The repulsion at every point on the hemisphere is like air pressure on a parachute - each surface element is pushed away from the center, that's why the charge distribution is uniform. Summed over a single hemisphere, the (cylindrical) radial components cancel, leaving the axial components.

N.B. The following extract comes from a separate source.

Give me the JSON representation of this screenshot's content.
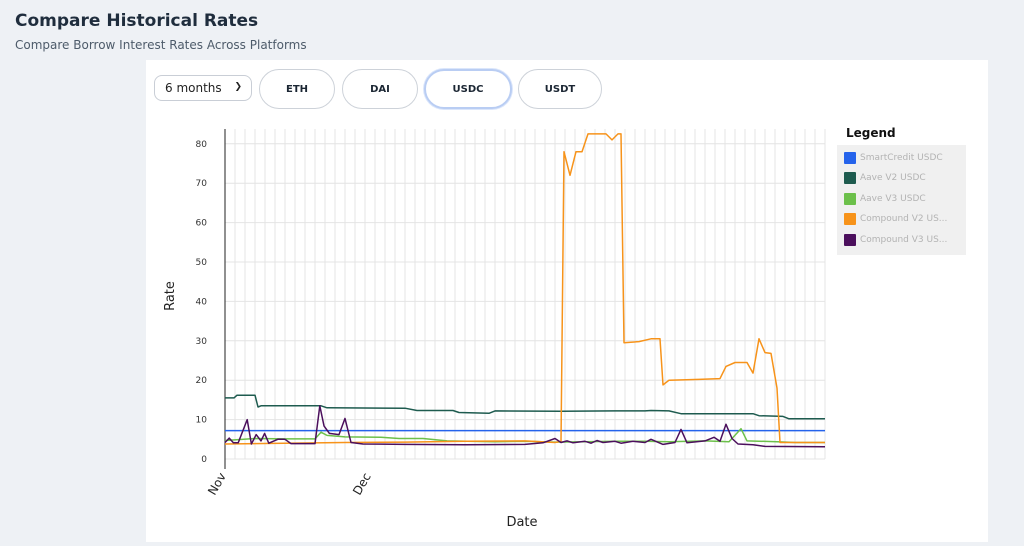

Have you considered a brute force approach - starting with a charge element on the north hemisphere and working out the force on it due to each charge element on the southern hemisphere, then adding all those forces up ... i.e. integrating over the surface of the southern hemisphere. Then you ca integrate over the surface of the northern hemisphere to get the net force on the north due to the south?

3. Aug 26, 2014

### ELB27

Thank you for your reply. $\hat{n}$ is the unit normal vector to the surface charge. In the case of a sphere centered at the origin, $\hat{r}$ is playing this role for every point on the sphere. As for the problem itself, to find the net z-force I think that all that's required now is to take the z-component of my result:
$$\vec{f}_z = \frac{Q^2}{32\epsilon_0\pi^2 R^4}\cos\theta\hat{z}$$
...and integrate over northern hemisphere:
$$\vec{F} = \hat{z}\int_0^{2\pi} \int_0^{\pi/2} \frac{Q^2}{32\epsilon_0\pi^2 R^4}\cos\theta\sin\theta d\theta d\phi = \frac{Q^2}{32\epsilon_0\pi^2 R^4}\frac{1}{2}2\pi \hat{z} = \frac{Q^2}{32\epsilon_0\pi R^2}\hat{z}$$

This is also the result I get from the brute-force method and what the other people I quoted seem to get. Looks like that's it (still, that's a weird problem in my opinion).
Thanks again!

4. Aug 26, 2014

### Delta²

Can i ask how one derives the equation $\vec{f}=\frac{\sigma^2}{2\epsilon_0}n$

5. Aug 26, 2014

### ELB27

There is a derivation of this equation quoted from Griffiths' 3rd edition of "Introduction to electrodynamics" here.

6. Aug 27, 2014

### Simon Bridge

So long as you are sure you've accounted for how each surface element contributes a different amount to the z-component. I haven't checked myself - it's your work after all.

7. Aug 27, 2014

### ELB27

The $\cos\theta$ accounts for that as far as I understand - the force that I found in the OP is constant and is the force that acts on every point on the hemisphere in the $\hat{r}$ direction. To find the contribution of each point in the Z direction I multiply by $\cos\theta$ and integrate. Sounds logical to me - the force in the r direction is constant but the Z component is not because of different angle with the vertical.

8. Aug 27, 2014

### Delta²

I ve looked at that link, i am not sure but i think some of the force you calculated in the z direction, is due to some parts of the northern hemisphere affecting other parts of the same hemisphere. Because in the exrpession for the force per unit area, if i udnerstand correctly, it is the force that is exerted on an infinetsimal area, by the rest surface area of the conductor, not only by the southern hemisphere.

9. Aug 27, 2014

### Delta²

Ah ok i see now my mistake, due to Newton's 3rd law, the total force a hemishpere exerts to itself is always zero.